Spurred by Paul Griffiths’ intriguing review in Commonweal, I purchased Gillian Rose’s Love’s Work, her posthumously published memoir. I had not read Rose before; and I confess the book is unlike anything I’ve read. It can be read in an evening; but its effect remains far beyond the initial encounter.
Here is a passage that tantalizes and provokes:
It is the unrevealed religion that troubles us more than any revealed religion: the unrevealed religion which has hold of us without any evidences, natural or supernatural, without any credos or dogmas, liturgies or services. It is the very religion that makes us protest, “But I have no religion,” the very protestantism against modernity that fuels our inner self-relation. Yet this very protest founded modernity.
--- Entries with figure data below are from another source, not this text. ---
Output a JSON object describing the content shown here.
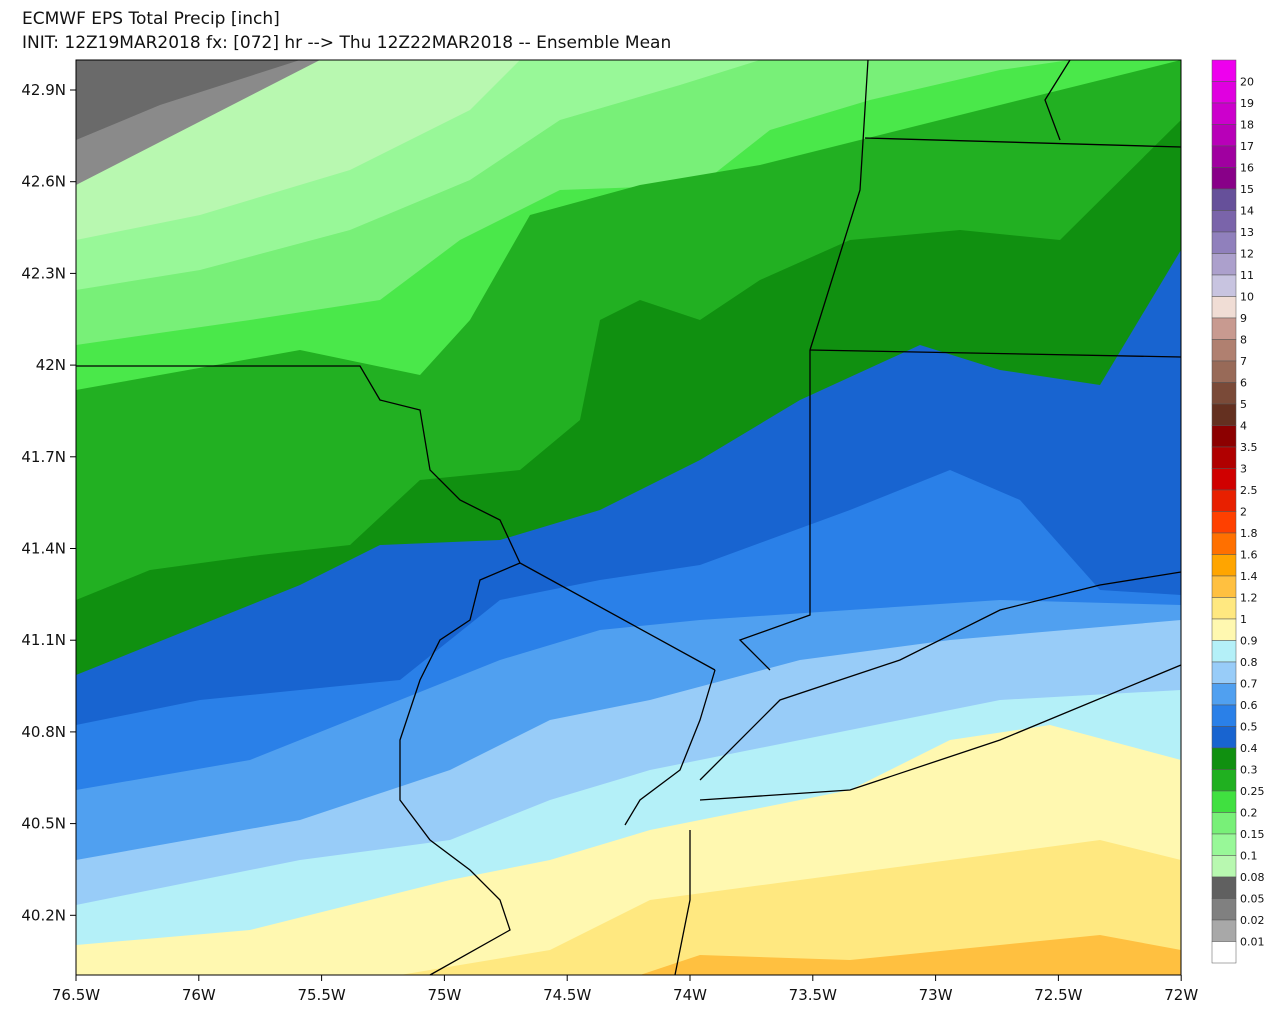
{
  "header": {
    "title": "ECMWF EPS Total Precip [inch]",
    "subtitle": "INIT: 12Z19MAR2018 fx: [072] hr --> Thu 12Z22MAR2018 -- Ensemble Mean"
  },
  "map": {
    "lat_labels": [
      "42.9N",
      "42.6N",
      "42.3N",
      "42N",
      "41.7N",
      "41.4N",
      "41.1N",
      "40.8N",
      "40.5N",
      "40.2N"
    ],
    "lon_labels": [
      "76.5W",
      "76W",
      "75.5W",
      "75W",
      "74.5W",
      "74W",
      "73.5W",
      "73W",
      "72.5W",
      "72W"
    ]
  },
  "colorbar": {
    "labels": [
      20,
      19,
      18,
      17,
      16,
      15,
      14,
      13,
      12,
      11,
      10,
      9,
      8,
      7,
      6,
      5,
      4,
      3.5,
      3,
      2.5,
      2,
      1.8,
      1.6,
      1.4,
      1.2,
      1,
      0.9,
      0.8,
      0.7,
      0.6,
      0.5,
      0.4,
      0.3,
      0.25,
      0.2,
      0.15,
      0.1,
      0.08,
      0.05,
      0.02,
      0.01
    ],
    "colors": [
      "#ee00ee",
      "#e000e0",
      "#cc00cc",
      "#b800b8",
      "#a000a0",
      "#880088",
      "#66509a",
      "#7a64aa",
      "#9080bc",
      "#aca0cc",
      "#c8c4e0",
      "#f0ddd5",
      "#c89a90",
      "#b08070",
      "#986a58",
      "#7a4a38",
      "#643020",
      "#8c0000",
      "#b00000",
      "#d00000",
      "#e82000",
      "#ff4000",
      "#ff7000",
      "#ffa500",
      "#ffc040",
      "#ffe880",
      "#fff8b0",
      "#b4f0f8",
      "#98ccf8",
      "#50a0f0",
      "#2a80e8",
      "#1864d0",
      "#109010",
      "#20b020",
      "#40e040",
      "#78f078",
      "#98f898",
      "#b8f8b0",
      "#606060",
      "#808080",
      "#a8a8a8",
      "#ffffff"
    ]
  }
}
This self-reliance leaves us at the mercy of our own mercilessness; it keeps us infinitely sentimental about ourselves, but methodically ruthless towards others; it breeds sureness of self, not ready to be unsure, with an unconscious conviction of eternal but untried election.
This unrevealed religion is the baroque excrescence of the Protestant ethic: hedonist, not ascetic, voluptuous, not austere, embellished, not plain, it devotes us to our own individual, inner-worldly authority, but with the loss of the inner as well as the outer mediator. This is an ethic without ethics, a religion without salvation.
Have others read Rose; and what is their reaction?